Estimating the location, size, and timing of future earthquakes is becoming ever more important to keep people safe on an active Earth. Phoebe Robinson DeVries, a Ph.D. candidate in earth and planetary sciences and 2016 Harvard Horizons Scholar, works to model the way in which stresses from one seismic event are generated and transferred, and may trigger future earthquakes.
Finding ways to share the work of Harvard Graduate School of Arts and Sciences’ graduate students in the humanities, the social sciences, and the sciences, within Harvard and with the general public, is a key aim of the Harvard Horizons initiative. Each year, eight Ph.D. students are chosen to participate in an intensive mentoring program designed to help them communicate the substance of important academic work to a broad audience. The training culminates in the Harvard Horizons Symposium, where the Horizons Scholars deliver five-minute talks about their work from the stage of Sanders Theatre. The symposium, which is free and open to the public, will be held April 5 at 6 p.m.
DeVries discussed her work in advance of the symposium.
GSAS: How did you develop an interest in science?
DEVRIES: My science teachers in elementary school and high school were so creative and engaging. We built models of the solar system and volcanoes, tapped our own maple sugar tree, went to visit a dairy farm, and exploded things in chemistry classes. What I learned in science and math classes changed the way I thought about the world.
GSAS: What question drives your research?

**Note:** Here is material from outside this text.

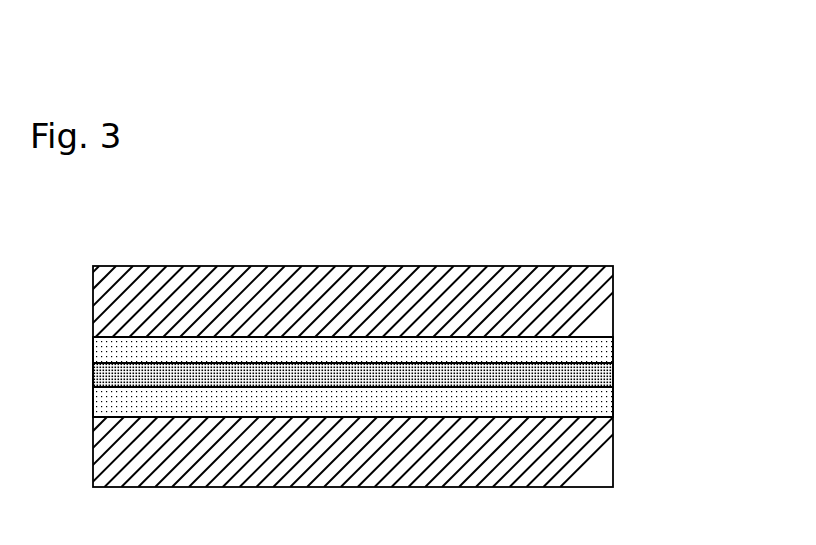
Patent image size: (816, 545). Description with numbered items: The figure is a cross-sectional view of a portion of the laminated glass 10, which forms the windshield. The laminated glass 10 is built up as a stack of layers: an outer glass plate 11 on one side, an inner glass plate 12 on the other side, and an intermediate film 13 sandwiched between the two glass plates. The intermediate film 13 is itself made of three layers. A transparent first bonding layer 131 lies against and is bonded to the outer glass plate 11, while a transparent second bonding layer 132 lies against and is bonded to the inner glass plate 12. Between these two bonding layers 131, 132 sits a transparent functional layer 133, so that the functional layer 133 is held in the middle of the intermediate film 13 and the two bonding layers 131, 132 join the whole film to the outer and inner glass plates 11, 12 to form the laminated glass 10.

DEVRIES: How can we accurately model time-dependent motion across faults both during and between earthquakes? Can these models inform estimates of seismic hazard?
GSAS: Why is it important to study earthquakes?
DEVRIES: Since 2000, earthquakes have killed more than 400,000 people worldwide. Improving estimates of seismic hazard — and in particular, improving estimates of the size, location, and timing of large earthquakes before they happen — could help countries, cities, and individuals to prepare for and respond to these devastating events.
GSAS: Who do you think is conducting innovative research in your field at Harvard?
DEVRIES: I feel very lucky to be a graduate student in the Department of Earth and Planetary Sciences at Harvard. The department has such a dynamic group of graduate students, and EPS faculty members are leading research groups that are conducting innovative and impactful research in many different areas.
GSAS: Most scientists believe that earthquakes cannot be predicted. Do you think it is possible to develop a predictive model?
DEVRIES: A successful earthquake prediction would include an accurate estimate of the size, location, and time of an earthquake. Many earthquakes happen along the boundaries, or faults, between tectonic plates. But large tectonic plates are effectively made up of many smaller plates, all of which are bounded by faults that could cause earthquakes. To understand which faults may be the most dangerous, researchers have developed large-scale models of the fault systems in the western United States, Japan, Turkey, and elsewhere, based on the motion of the Earth’s surface today, observed with thousands of global positioning system stations (high-precision versions of the same GPS devices in cell phones). These models can estimate where stress may be accumulating the fastest along fault systems — and in many cases, where, but not when, large earthquakes are likely to occur in the future.
One striking example of the potential of these models is a study published in 2010, in which [Professor of Earth and Planetary Sciences] Brendan Meade and his former postdoc John Loveless used GPS observations to identify the parts of the subduction zone in Japan that could potentially generate a large earthquake. One large area of the subduction zone that they identified was off of the coast of the region of Tohoku. The 2011 [9.0 magnitude] Tohoku earthquake, which caused a devastating tsunami and the meltdown of the Fukushima-Daiichi nuclear power plant, occurred one year later in this location. In other words, and in this case, Meade and Loveless were able to image the location and potential size of a large earthquake before it happened.
Many of the recent advances in earthquake science, including the study described above, have been made possible by the development of satellite technology. In particular, GPS stations can record the motion of the surface of the Earth over time and allow earthquake scientists to watch and study the gradual motion occurring across faults between earthquakes in real time. Building accurate time-dependent models of this observable motion across faults between earthquakes could provide valuable insights into all three components of an earthquake prediction, and allow earthquake scientists to see earthquakes before they happen.